The homes are attractive and seem well cared for by their occupants. Clustered together, they serve as beacons in the neighborhood - encouraging us to think about what will be rather than what has befallen the area.
At Greenbuild, I had the pleasure of touring the next Make It Right Foundation home destined for the Lower Ninth Ward. A modular construction by LivingHomes, with sustainable technologies and products donated by numerous manufacturers (such as Advanta Cabinets, Andersen Windows, CertainTeed, Electrolux and Kohler, the project's Platinum Sponsors), the home will be energy efficient, water efficient and have healthy indoor air quality for its occupants.
I was thrilled when I stopped to speak with a construction crew that was working on a raised piling foundation and learned that the Greenbuild Make It Right home would be delivered to that site the next day. I had to go back!
So, Sunday morning before I left for the airport, I took a second trip to the Lower Ninth Ward to see the installation in progress. One of three sections of the modular home had been delivered, and the remaining sections were due later in the day.
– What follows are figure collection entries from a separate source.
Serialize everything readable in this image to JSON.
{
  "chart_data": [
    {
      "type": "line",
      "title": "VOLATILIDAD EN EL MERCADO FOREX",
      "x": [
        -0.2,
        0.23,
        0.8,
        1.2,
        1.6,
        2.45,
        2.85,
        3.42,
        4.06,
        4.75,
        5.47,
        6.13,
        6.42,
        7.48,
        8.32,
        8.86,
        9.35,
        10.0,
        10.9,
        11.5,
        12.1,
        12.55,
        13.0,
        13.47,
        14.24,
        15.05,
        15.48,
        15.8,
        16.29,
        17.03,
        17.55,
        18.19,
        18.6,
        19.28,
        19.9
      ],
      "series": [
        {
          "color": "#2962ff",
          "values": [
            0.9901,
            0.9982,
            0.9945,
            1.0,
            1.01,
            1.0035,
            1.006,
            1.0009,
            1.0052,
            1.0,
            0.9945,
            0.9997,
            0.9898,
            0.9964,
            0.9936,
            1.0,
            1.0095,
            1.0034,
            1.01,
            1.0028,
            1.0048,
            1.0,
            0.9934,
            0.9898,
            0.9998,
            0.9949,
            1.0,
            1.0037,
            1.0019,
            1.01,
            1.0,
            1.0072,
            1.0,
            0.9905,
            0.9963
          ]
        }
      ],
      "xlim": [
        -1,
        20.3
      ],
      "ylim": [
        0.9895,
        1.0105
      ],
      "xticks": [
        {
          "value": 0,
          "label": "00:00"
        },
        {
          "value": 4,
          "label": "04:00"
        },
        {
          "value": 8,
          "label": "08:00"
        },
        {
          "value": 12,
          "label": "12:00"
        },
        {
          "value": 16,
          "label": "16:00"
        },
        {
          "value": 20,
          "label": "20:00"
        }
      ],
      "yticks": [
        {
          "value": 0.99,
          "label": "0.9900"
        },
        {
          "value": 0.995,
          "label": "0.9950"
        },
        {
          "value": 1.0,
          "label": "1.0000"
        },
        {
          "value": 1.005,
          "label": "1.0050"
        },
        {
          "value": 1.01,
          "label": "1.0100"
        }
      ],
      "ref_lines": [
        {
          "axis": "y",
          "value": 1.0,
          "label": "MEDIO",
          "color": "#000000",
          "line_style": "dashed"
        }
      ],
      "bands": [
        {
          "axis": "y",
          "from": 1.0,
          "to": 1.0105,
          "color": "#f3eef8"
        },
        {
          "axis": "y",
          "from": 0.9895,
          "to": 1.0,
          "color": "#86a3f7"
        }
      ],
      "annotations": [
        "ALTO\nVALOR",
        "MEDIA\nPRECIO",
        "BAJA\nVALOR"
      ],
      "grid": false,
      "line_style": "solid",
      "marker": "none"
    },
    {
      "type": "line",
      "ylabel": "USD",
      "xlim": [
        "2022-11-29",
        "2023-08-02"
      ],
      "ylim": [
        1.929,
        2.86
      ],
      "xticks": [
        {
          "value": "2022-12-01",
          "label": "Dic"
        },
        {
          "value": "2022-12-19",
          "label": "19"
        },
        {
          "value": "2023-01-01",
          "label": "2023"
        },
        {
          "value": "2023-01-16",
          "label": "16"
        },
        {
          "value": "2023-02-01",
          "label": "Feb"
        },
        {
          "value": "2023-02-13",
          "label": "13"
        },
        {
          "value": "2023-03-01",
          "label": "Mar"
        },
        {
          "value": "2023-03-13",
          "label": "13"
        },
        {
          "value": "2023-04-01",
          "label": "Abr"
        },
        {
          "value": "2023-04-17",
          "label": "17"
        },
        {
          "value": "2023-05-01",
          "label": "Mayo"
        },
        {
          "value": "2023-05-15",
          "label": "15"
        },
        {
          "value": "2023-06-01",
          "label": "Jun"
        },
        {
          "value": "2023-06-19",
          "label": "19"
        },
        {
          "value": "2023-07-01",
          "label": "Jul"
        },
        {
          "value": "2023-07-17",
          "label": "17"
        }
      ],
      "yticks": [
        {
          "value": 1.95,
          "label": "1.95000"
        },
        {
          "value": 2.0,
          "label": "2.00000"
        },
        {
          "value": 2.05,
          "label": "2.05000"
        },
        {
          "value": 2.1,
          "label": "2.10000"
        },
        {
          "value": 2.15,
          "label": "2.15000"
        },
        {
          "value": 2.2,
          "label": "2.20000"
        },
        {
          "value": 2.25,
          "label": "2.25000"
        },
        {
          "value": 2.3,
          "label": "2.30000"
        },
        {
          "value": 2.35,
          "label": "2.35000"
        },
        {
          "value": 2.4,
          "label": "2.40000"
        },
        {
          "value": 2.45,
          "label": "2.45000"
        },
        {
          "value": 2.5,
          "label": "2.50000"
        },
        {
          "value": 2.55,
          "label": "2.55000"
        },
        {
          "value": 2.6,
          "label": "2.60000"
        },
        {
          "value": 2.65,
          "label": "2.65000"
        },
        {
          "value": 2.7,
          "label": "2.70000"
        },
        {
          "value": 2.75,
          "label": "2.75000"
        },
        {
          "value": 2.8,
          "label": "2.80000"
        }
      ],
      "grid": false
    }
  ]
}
I spoke with a member of the construction crew who told me that they hoped to set the three pieces in place Sunday. Linking them together and completing the construction would take several additional days. By the end of this week, there will be one more home in a growing LEED Platinum neighborhood.
The Lower Ninth Ward still bears the scars of Hurricane Katrina, and as of 2014, nine years after the storm, more homes are still boarded up or have been demolished than have been rebuilt. But Make It Right Foundation's LEED Platinum community in the Lower Ninth Ward is demonstrating that we have the ability in the 21st century to build resilient, healthy, energy efficient, affordable communities.